‘Friday the thirteen’ is often considered unlucky and a day shrouded under the shadow of bad omen. But, for 15 year old Kakoli*, last 13 August 2010, a Friday, was a landmark day, one of the luckiest of her life. After waiting impatiently with her family at the busy New Delhi Railway Station, the 4:30 p.m. Purva Express took her back home and to freedom.
Kakoli is a survivor of human trafficking rescued recently by the Delhi Police and Shakti Vahini, a non profit organisation, from the largest ‘red light’ district in New Delhi, also known as the Garstin Bastion (G.B.) Road. UNODC met her at the railway station to learn about her real story – how she was trafficked to and treated at the brothels and about her miraculous escape.
“I am 15 years old and am from Sonapuri, West Bengal. My village is very close to the border area of Bangladesh. My childhood girl friend introduced me to her boy friend from the next village. He was fun and would treat us well. I began spending a lot of time with them. One day her boy friend took me alone for a picnic to another village. He kept insisting that my friend would arrive shortly. He offered me food that put me to sleep almost immediately. I would wake up from time to time feeling groggy, unable to speak and nauseous. I knew I was on a train but to where – I had no idea.
When I woke up it was night. The station was not familiar; strange language and people. My eyes were searching desperately for a known face or landmark. I finally read ‘New Delhi’ on a board. It is then I knew something was wrong. I first was hesitant to go with them, but it was safer to go along than be abandoned in an unknown place. They took me to a house and fed me something again that put me to sleep. Next day they took me to brothel 5211 in G.B. Road. I was told my girl friend is waiting there for me. When I saw so many young, decked up girls – I knew I was sold for prostitution.
I fought, screamed and tried to wriggle free. A fat lady dragged me inside and locked me in a dingy room. They beat me with a thick stick all over my body. My face was so bruised I could not recognize myself. I eventually resigned and started entertaining the customers. I lived in that cramped, dark place for a month. One of the regular customers grew very fond of me. He was caring and considerate and would often ask why I am sad. I told him my story and gave him the mobile number of my brother.
He happened to have a friend in the Delhi Police Crime Branch, who contacted my family. The Delhi Police Department informed Shakti Vahini. On 6 August 2010 at 4 p.m. police officials and outreach workers of Shakti Vahini, barged into the brothel. There was a lot of commotion. Then all of a sudden I saw my mother standing there. I ran out of my room screaming and embraced her!”

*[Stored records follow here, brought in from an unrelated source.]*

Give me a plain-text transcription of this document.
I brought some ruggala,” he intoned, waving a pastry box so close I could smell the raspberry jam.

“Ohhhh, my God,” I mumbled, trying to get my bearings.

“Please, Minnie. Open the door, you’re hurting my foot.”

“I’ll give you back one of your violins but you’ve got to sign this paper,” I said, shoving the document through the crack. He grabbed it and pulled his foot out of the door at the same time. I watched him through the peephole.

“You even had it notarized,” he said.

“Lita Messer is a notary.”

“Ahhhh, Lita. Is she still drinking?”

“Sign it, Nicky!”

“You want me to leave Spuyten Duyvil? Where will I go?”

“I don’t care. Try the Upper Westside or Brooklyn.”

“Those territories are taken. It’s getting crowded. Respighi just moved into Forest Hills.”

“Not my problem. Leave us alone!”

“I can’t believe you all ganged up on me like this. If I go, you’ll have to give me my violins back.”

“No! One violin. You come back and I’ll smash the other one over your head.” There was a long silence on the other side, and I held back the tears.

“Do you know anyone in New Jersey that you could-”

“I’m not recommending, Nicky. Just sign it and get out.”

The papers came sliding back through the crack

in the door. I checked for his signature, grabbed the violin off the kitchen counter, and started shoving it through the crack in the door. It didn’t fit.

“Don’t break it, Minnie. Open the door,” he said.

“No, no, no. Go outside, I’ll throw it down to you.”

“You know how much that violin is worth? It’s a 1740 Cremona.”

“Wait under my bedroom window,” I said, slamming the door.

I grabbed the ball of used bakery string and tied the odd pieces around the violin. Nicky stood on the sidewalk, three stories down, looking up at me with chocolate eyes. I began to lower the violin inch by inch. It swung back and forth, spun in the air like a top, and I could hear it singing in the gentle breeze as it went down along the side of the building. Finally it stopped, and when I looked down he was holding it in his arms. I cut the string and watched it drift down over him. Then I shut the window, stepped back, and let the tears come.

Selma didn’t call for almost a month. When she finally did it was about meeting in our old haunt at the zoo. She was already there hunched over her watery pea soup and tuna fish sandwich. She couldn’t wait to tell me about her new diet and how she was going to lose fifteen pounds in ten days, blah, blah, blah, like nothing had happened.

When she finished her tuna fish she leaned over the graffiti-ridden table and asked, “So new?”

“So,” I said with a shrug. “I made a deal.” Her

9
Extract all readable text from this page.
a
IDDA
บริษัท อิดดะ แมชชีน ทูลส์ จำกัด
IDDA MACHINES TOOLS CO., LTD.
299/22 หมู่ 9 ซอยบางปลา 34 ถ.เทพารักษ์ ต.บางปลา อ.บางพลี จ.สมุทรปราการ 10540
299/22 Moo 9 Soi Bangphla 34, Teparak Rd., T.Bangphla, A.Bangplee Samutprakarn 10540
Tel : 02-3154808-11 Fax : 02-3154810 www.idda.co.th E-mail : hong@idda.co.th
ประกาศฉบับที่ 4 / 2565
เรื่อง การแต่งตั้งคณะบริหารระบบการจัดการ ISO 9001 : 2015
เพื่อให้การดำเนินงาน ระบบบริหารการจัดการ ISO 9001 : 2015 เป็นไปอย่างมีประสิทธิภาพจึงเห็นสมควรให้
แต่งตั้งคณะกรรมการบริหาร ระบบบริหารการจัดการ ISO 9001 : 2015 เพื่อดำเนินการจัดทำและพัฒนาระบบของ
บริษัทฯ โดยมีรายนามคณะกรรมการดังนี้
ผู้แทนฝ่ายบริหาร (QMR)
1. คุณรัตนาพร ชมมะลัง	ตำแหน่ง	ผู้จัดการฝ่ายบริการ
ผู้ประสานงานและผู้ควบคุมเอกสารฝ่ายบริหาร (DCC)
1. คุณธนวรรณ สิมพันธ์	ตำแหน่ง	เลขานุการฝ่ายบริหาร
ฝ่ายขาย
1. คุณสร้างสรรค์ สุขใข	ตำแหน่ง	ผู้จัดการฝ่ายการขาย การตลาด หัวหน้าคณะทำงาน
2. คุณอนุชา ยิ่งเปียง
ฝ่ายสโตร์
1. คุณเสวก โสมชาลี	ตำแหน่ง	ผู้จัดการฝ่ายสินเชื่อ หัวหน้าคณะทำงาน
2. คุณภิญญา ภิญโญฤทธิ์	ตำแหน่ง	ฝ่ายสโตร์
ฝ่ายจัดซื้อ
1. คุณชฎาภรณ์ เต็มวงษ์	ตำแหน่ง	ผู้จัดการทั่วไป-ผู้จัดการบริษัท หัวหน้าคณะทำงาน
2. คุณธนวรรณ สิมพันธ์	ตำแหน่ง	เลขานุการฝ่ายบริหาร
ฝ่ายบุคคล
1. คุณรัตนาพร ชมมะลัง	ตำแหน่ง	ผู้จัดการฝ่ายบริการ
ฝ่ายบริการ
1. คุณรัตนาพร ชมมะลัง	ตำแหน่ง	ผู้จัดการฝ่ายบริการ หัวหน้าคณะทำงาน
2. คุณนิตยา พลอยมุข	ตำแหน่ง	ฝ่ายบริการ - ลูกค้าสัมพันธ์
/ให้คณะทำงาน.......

Mr. Rishi Kant, Chief Coordinator of National Media Coalition and social worker with Shakti Vahini shares, this is a rare success story, but it is not an impossible one. Only in the last month, Shakti Vahini has rescued 44 victims of human trafficking from the New Delhi Railway Station. To repeat such success stories, we need stronger collaboration between the central administration, state police department and the judiciary. In addition, there has to be inter-coordination between the Railway, Labour and Women and Child Development Ministries including the National Commission for Women and National Commission for Protection of Child Rights. Organizations like UNODC can bring these stakeholders together on a common platform and facilitate advocacy on trafficking in persons at the international level.”
Shakti Vahini helps in the rescue and rehabilitation of survivors of human trafficking. National Media Coalition is a forum comprising of 700 committed journalists, who use the media to partner with non governmental organizations and the Government of India to highlight and address issues on human trafficking and HIV and AIDS. Both organizations are active partners of the United Nations Global Initiative to Fight Human Trafficking (UN.GIFT) that brings together stakeholders from allover the world to prevent and combat human trafficking.